A newly revised policy on how teachers should handle contentious issues including sexual orientation when they come up in class appears to be gaining support in the state's largest school district.
Anoka-Hennepin leaders presented the proposed revisions to the district's school board Monday night, and they heard something from the public that they hadn't heard in two previous meetings: words of support.
The language being proposed would replace the district's 'sexual orientation curriculum policy,' which requires teachers to remain neutral when sexual orientation discussions come up. Two pending lawsuits seek the policy's removal, saying its vagueness hampers efforts to prevent bullying of gay students. District leaders say the lawsuits are not related to their move now to consider dumping that policy.
The first proposed policy change would have instructed teachers to withhold their personal views during class discussions on controversial topics. That approach drew nearly universal opposition, often based on the complaint was that it wasn't any clearer than the existing sexual orientation policy.
On Monday night, a second replacement was introduced, the Respectful Learning Environment Curriculum. It states that teachers should not try to persuade students to adopt or reject any particular viewpoints, and also says district staff should affirm the dignity and self-worth of all students when discussing contentious issues.
District general counsel Paul Cady said this new policy, like the one it might replace, should only be used in curriculum matters.
"The proposed policy is separate from the bullying and harassment policy, and we expect our staff to enforce our harassment and bullying policy without regard to any curriculum policy. All students should feel welcome and safe in our schools," he said.
Because the new language was only made public during the meeting, most of the 20 or so speakers didn't directly address the change. Instead, they responded to comments made during previous meetings.
Robin Mavis with a group called the Gay Equity Team was among those favoring the newest language before the board.
Still, most of those who spoke in favor of the new wording added the caveat that they didn't think any policy was necessary, but it was better than the controversial topics policy that's been dropped.
On the other side, several parents, including Rebecca Vahdat, of Anoka -- who believe homosexual conduct is immoral -- told the board to keep the existing sexual orientation policy.
"We send our kids to school to help them learn to read, write, do math, science, not to have lessons on homosexuality woven into the classroom curricula," she said.

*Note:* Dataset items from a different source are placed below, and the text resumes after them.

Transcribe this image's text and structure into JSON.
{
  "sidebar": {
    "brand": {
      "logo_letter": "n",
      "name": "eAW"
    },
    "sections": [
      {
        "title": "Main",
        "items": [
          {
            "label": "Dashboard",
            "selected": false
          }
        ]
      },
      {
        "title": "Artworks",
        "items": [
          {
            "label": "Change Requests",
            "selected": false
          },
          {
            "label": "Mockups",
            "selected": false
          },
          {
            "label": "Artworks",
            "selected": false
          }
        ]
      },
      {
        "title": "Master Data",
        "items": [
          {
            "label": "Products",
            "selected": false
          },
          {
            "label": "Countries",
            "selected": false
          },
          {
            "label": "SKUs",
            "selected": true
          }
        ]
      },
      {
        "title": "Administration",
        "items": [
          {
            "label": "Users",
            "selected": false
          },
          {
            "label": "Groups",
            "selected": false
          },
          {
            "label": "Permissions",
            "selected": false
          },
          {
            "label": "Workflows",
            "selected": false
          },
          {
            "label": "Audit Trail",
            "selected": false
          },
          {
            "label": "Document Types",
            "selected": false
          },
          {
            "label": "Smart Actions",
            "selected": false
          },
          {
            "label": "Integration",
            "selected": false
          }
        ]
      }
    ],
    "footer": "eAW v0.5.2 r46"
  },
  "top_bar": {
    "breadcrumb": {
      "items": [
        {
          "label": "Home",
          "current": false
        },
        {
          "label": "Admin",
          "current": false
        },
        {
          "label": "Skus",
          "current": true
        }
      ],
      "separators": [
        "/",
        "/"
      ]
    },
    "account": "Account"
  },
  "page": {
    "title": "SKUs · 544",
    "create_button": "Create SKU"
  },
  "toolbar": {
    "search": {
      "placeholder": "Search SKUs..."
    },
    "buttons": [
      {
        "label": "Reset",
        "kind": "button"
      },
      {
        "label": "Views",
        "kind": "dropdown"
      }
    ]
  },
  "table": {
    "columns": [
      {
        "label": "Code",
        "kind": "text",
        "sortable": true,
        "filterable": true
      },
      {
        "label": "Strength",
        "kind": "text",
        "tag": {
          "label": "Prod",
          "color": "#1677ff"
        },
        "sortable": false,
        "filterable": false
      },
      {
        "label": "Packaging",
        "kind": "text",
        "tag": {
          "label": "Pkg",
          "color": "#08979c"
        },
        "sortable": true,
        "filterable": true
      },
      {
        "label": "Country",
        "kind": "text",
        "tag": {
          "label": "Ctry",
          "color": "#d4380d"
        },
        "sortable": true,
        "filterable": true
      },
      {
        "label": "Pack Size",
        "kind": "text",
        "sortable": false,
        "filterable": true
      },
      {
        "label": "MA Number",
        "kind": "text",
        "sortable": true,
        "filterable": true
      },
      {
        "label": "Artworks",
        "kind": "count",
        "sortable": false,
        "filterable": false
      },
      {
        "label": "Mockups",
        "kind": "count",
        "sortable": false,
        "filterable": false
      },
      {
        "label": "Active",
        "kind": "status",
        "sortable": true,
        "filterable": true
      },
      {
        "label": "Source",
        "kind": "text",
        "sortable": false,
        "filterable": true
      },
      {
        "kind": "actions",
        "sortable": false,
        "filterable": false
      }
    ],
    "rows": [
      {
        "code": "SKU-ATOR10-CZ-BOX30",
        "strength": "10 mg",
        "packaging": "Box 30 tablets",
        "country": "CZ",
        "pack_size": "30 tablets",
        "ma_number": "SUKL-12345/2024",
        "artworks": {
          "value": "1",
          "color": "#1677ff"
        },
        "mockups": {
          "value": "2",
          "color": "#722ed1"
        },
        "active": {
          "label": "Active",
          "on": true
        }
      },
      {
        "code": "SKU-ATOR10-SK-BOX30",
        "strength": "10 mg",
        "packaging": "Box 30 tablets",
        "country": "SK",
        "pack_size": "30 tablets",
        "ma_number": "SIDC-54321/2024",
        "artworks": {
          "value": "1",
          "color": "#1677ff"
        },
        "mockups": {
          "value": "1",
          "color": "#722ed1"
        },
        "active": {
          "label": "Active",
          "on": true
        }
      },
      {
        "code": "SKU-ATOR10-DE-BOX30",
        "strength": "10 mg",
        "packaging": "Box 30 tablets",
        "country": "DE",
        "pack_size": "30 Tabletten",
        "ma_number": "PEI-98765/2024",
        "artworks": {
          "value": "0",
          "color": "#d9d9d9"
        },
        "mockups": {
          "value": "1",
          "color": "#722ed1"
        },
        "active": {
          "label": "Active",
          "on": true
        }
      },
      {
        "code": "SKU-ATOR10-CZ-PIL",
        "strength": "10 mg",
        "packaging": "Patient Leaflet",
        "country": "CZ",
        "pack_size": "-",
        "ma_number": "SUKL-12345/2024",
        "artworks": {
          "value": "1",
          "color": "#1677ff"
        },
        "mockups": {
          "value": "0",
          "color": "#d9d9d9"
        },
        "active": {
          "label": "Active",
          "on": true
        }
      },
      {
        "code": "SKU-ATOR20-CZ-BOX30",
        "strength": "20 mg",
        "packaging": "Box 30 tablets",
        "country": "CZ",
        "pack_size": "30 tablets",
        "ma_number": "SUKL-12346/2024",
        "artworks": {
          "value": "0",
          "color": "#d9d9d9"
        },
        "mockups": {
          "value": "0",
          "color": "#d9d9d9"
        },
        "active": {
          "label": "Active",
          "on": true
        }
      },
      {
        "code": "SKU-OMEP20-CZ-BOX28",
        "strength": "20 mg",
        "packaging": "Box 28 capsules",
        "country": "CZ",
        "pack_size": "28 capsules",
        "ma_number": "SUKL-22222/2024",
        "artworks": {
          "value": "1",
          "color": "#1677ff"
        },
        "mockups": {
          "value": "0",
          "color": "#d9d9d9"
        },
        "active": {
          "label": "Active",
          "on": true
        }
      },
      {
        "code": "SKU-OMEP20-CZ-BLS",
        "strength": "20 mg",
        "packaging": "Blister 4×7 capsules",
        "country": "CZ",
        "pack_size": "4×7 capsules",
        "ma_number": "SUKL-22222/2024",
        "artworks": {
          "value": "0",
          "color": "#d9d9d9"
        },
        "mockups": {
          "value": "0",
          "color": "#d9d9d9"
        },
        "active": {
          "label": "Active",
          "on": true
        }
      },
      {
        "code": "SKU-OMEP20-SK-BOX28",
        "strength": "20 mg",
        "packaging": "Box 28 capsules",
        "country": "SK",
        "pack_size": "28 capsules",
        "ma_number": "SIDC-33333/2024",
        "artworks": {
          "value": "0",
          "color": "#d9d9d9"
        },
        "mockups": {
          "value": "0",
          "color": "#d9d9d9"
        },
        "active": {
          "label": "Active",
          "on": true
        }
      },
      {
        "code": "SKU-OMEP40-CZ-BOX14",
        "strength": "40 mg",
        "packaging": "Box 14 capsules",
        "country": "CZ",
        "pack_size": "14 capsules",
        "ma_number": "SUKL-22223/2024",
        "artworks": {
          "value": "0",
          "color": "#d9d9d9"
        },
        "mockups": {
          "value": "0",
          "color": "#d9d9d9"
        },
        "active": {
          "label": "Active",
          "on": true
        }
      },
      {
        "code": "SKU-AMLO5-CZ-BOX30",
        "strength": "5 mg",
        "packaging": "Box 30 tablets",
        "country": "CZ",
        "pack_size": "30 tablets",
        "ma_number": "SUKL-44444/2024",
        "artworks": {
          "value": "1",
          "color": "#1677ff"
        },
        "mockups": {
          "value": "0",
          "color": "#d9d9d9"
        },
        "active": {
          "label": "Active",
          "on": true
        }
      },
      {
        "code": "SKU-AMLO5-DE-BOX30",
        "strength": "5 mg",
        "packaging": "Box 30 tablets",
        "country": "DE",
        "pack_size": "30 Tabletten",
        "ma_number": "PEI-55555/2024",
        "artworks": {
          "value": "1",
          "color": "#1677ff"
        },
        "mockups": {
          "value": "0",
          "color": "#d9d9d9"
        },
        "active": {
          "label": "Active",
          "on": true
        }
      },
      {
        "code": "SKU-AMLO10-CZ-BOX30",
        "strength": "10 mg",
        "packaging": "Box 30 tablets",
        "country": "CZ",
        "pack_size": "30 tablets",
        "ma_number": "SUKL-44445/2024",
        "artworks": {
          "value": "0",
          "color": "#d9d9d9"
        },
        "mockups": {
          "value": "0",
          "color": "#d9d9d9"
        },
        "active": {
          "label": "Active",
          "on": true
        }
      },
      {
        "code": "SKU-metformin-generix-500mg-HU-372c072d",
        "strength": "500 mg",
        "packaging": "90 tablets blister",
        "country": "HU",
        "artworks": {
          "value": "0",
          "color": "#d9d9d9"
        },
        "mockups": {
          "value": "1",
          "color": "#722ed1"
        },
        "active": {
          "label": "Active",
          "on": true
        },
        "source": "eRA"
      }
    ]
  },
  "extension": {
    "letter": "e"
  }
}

In the end, school board chair Tom Heidemann said he's still not sure how he'll vote, but he said he believed that the latest iteration of the policy "is a better policy than the controversial topics policy."
Fellow board member Scott Wenzel also voiced support for the new proposal, even though he still believes no policy is necessary. He says teachers are professional and already live by what this policy is proposing.
"But I think we have people within our community who need to have a policy, so that they have something they can grab onto and understand what's occurring in our classrooms," he said. "And also, for either side to see that we are affirming all of our students and we are supporting all of our students. And this policy says that."
The president of the Anoka-Hennepin teachers' union, Julie Blaha, reiterated that her group also doesn't believe a new policy is needed. But she says the new wording appears to have taken previous union recommendations into consideration.
She says members will meet, vote, and present the union's position on the newest proposal at the next school board meeting on Feb. 13 -- the date when board members also expect to vote on the proposal.